La Toploader est une boîte conventionnelle installée derrière un moteur avant.

La ZF est une transaxle destinée à une architecture à moteur central arrière.

Comparer les deux revient donc presque à comparer deux outils conçus pour deux métiers différents.

GT40 Mk II : le 427 impose la Ford T44

Lorsque Ford installe le gigantesque V8 FE 427 de 7 litres dans la GT40 Mk II, la problématique change encore.

Le couple devient considérable.

La ZF utilisée sur les petites motorisations n'est pas retenue pour les GT40 7 litres victorieuses du Mans 1966.

Ford utilise alors une transaxle T44 à quatre rapports, associée au programme Kar-Kraft et développée pour supporter le big block.

La T44 devient ainsi intimement associée aux GT40 Mk II et Mk IV équipées du 427. Les GT40 Mk IV historiques sont notamment documentées avec une transmission Ford T44 manuelle à quatre rapports.

Attention donc à une confusion fréquente :

la T44 n'est pas une ZF.

Nous avons ici deux familles différentes :

ZF 5DS-25 = 5 rapports, principalement GT40 à moteurs plus petits.

Ford/Kar-Kraft T44 = 4 rapports, développée pour les GT40 big block 427.

Quelle boîte pour une réplique de GT40 ?

Sur une GT40 moderne ou une réplique, le choix dépend énormément du moteur, du niveau d'authenticité recherché et surtout du couple à transmettre.

Une reproduction très fidèle d'une Mk I cherchera naturellement à se rapprocher de la philosophie ZF 5DS-25.

Une reproduction de Mk II équipée d'un véritable 427 FE pose des contraintes beaucoup plus importantes en matière de transmission.

Les constructeurs modernes peuvent donc utiliser différentes transaxles contemporaines afin d'obtenir davantage de fiabilité et de disponibilité des pièces.

Une GT40 de route n'a pas nécessairement besoin de reproduire chaque faiblesse d'une GT40 de 1965 pour être agréable à conduire.

L'authenticité absolue est une philosophie.

La fiabilité moderne en est une autre.

Toploader, Tremec ou ZF : laquelle choisir ?

Pour une Cobra historique ou une réplique très fidèle, la Ford Toploader demeure probablement la boîte la plus emblématique.

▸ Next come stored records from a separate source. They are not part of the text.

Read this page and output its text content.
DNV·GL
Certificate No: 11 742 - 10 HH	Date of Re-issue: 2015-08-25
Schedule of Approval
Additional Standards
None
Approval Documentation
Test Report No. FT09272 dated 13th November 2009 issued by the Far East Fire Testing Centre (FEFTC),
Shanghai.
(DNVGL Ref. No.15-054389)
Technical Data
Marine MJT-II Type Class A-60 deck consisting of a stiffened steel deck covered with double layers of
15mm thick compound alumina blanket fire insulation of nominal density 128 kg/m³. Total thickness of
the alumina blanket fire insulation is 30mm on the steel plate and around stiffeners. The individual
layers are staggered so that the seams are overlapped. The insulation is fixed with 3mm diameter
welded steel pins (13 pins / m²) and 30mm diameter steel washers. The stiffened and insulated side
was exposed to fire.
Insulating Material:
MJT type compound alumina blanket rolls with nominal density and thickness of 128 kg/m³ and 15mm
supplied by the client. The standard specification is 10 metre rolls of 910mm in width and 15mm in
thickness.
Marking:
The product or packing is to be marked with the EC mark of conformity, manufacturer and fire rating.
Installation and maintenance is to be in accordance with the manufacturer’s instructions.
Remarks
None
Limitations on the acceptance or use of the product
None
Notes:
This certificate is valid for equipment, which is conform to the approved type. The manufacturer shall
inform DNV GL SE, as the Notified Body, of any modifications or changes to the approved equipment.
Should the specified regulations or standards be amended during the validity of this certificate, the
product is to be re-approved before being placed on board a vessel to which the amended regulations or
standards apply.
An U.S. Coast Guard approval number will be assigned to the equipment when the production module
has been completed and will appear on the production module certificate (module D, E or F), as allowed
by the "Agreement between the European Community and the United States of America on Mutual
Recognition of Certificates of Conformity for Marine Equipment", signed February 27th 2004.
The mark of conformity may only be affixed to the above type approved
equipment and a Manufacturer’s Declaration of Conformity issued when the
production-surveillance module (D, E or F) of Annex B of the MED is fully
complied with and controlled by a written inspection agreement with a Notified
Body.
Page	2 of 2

Elle correspond parfaitement au caractère de l'automobile :

robuste, mécanique, simple et sans délicatesse excessive.

Pour une Cobra destinée à rouler régulièrement, notamment sur autoroute, une Tremec 5 rapports devient souvent plus pertinente.

Le rapport supplémentaire transforme l'agrément de conduite sans nécessairement dénaturer l'esprit mécanique de la voiture.

Pour une GT40, la question est totalement différente.

La voiture nécessite une transaxle en raison de son architecture à moteur central arrière.

La ZF 5DS-25 reste historiquement associée aux GT40 small block, tandis que la Ford T44 représente la solution emblématique des monstrueuses GT40 Mk II et Mk IV à moteur 427.

On peut donc résumer la philosophie ainsi :

Cobra historique : Toploader.

Cobra de route moderne : Tremec.

GT40 Mk I : ZF.

GT40 Mk II 427 : T44.

Et finalement, comme pour les moteurs, la meilleure boîte n'est pas nécessairement la plus chère ou la plus impressionnante.

C'est celle qui correspond au moteur, au châssis et surtout à l'usage réel de l'automobile.